日本大百科全書(ニッポニカ) 「横ずれ堆積盆」の意味・わかりやすい解説
横ずれ堆積盆
よこずれたいせきぼん
strike-slip basin
大規模な横ずれ断層に沿って、その一方の側に形成される細長い堆積盆地(堆積盆)。
西南日本の中央構造線の北側に分布する和泉層群(いずみそうぐん)は、中央構造線が白亜紀最後期に左横ずれ運動をしていたときに、その北側に沿ってできた横ずれ堆積盆に堆積した地層とされる。和泉層群の主部は、砂岩、砂岩泥岩互層の卓越する地層であり、堆積物は東から西へ向かう混濁流(乱泥流)によって運ばれている。これらの堆積物は現在、全体として東に傾斜しており、一貫して東側により上位の地層が積み重なっている。
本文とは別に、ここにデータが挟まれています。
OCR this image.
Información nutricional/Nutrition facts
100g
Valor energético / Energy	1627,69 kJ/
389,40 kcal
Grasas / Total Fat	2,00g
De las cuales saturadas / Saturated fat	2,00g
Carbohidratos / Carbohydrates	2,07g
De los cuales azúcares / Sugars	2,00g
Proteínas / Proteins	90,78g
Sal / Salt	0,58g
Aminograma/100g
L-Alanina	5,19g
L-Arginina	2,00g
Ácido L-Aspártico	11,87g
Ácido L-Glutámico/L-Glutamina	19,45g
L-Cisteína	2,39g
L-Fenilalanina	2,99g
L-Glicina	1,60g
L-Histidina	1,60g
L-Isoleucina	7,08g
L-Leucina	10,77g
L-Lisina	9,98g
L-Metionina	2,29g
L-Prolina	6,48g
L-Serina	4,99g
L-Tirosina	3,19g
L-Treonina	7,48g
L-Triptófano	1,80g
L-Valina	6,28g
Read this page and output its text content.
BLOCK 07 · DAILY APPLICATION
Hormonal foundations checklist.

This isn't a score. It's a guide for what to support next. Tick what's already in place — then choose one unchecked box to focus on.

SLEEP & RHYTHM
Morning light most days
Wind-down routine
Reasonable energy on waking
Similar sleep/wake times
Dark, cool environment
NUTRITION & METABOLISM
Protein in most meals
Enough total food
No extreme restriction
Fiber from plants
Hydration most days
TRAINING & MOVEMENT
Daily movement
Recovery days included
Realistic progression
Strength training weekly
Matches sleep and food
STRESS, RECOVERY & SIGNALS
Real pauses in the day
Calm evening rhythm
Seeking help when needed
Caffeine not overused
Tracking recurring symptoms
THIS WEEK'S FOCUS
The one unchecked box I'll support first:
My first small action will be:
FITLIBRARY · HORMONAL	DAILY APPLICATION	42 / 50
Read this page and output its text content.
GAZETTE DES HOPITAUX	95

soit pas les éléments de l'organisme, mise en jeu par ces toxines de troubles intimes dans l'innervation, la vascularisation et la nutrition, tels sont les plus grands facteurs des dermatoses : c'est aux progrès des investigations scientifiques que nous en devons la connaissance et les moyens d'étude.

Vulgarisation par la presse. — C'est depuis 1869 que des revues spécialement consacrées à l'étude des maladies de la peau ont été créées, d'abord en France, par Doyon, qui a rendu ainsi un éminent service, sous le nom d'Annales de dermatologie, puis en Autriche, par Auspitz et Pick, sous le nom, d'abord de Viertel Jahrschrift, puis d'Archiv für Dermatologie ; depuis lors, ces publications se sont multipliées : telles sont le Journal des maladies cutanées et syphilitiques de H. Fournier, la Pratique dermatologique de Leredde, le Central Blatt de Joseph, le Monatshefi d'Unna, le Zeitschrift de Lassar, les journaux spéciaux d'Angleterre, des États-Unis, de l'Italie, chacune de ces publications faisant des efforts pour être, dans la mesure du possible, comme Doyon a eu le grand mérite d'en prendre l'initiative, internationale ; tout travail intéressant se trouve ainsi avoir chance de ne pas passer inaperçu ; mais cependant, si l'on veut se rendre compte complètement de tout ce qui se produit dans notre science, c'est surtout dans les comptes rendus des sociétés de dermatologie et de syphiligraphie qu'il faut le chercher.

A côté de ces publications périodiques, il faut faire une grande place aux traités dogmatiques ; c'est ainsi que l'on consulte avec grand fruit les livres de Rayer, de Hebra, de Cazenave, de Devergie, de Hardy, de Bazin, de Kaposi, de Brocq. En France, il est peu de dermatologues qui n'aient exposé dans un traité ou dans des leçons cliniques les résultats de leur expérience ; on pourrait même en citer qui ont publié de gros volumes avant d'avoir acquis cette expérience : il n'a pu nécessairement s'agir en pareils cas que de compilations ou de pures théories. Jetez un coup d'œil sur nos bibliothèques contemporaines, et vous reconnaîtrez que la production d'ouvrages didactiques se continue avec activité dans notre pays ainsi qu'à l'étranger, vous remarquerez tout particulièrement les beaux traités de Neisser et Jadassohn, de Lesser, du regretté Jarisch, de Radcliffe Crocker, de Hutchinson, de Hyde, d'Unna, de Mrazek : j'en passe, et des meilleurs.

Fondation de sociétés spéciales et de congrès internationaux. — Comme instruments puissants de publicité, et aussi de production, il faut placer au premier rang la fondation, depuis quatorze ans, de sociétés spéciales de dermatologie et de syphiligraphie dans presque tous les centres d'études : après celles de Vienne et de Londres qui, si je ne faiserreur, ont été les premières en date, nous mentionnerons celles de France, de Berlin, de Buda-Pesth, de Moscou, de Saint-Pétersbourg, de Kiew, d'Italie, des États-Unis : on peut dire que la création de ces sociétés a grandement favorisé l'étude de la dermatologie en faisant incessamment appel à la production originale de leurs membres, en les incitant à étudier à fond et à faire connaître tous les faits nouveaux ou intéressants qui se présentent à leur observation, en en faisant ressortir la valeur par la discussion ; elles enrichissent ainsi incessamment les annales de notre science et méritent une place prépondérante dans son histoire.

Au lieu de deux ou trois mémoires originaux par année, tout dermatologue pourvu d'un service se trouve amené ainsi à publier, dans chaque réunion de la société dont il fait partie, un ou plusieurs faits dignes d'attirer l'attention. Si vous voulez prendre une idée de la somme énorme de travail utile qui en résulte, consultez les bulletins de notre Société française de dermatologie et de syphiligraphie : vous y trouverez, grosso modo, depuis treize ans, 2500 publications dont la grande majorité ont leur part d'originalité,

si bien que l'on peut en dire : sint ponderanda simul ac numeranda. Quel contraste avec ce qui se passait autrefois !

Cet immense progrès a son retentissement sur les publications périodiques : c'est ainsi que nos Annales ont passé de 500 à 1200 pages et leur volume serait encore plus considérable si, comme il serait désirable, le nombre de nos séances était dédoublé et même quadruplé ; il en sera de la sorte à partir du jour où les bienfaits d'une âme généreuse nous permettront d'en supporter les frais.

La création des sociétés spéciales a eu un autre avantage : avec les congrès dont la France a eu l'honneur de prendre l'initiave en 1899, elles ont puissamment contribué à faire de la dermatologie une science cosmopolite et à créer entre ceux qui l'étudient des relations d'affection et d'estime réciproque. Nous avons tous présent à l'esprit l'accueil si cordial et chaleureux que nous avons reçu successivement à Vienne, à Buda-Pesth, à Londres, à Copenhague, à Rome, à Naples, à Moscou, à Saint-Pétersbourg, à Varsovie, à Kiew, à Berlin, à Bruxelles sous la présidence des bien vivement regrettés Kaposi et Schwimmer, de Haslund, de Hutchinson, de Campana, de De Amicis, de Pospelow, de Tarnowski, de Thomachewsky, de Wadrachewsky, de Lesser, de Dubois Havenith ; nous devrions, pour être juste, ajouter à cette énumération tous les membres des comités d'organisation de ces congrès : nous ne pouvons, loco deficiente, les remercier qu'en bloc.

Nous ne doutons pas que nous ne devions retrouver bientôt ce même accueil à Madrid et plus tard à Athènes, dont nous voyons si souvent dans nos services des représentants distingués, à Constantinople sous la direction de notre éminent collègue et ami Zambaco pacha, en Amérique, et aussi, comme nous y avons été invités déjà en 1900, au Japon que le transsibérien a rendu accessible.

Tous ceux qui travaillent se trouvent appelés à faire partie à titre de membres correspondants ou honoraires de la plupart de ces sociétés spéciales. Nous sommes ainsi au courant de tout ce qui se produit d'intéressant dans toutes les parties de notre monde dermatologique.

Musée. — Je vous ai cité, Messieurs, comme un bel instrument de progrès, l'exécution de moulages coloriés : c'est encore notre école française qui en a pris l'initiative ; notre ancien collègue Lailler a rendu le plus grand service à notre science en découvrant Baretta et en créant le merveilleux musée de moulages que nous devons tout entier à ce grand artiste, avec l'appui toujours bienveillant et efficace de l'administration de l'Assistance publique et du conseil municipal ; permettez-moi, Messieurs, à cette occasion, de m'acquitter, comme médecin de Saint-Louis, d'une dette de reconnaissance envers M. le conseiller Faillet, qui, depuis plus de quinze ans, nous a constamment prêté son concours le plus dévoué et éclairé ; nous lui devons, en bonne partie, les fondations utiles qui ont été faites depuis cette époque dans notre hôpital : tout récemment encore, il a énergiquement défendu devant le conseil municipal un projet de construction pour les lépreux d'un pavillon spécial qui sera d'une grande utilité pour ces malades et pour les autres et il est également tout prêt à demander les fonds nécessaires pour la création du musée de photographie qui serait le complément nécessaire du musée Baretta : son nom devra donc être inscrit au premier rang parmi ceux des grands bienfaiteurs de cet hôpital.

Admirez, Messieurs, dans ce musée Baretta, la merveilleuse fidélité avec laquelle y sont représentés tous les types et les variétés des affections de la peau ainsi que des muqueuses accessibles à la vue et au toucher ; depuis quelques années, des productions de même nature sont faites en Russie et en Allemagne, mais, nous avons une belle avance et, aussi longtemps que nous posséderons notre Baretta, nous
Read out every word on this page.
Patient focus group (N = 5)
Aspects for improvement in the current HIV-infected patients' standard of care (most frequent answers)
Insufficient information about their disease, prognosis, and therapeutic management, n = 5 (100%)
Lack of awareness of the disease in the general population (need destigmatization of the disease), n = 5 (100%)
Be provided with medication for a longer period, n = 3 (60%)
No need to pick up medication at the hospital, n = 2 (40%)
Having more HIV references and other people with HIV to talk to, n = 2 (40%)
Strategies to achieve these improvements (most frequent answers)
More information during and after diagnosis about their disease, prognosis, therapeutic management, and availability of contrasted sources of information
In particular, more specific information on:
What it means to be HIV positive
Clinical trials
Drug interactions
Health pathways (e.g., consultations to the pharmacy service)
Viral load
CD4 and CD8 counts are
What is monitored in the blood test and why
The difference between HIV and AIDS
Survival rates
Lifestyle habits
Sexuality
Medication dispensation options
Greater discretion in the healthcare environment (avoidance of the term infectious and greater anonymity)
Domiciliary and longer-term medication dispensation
これらの東傾斜の堆積地層の厚さをそれぞれ測り積算合計すると30キロメートル以上の厚さになり、この値は日本列島の地殻の厚さに匹敵する。また、これらの地層は、ただ1か所で下から上へ順番に堆積したものではなく、堆積の中心となる場所が、西の愛媛県松山市から東の和歌山市北方の和泉山脈まで、時代とともに徐々に移動して堆積したものとされている。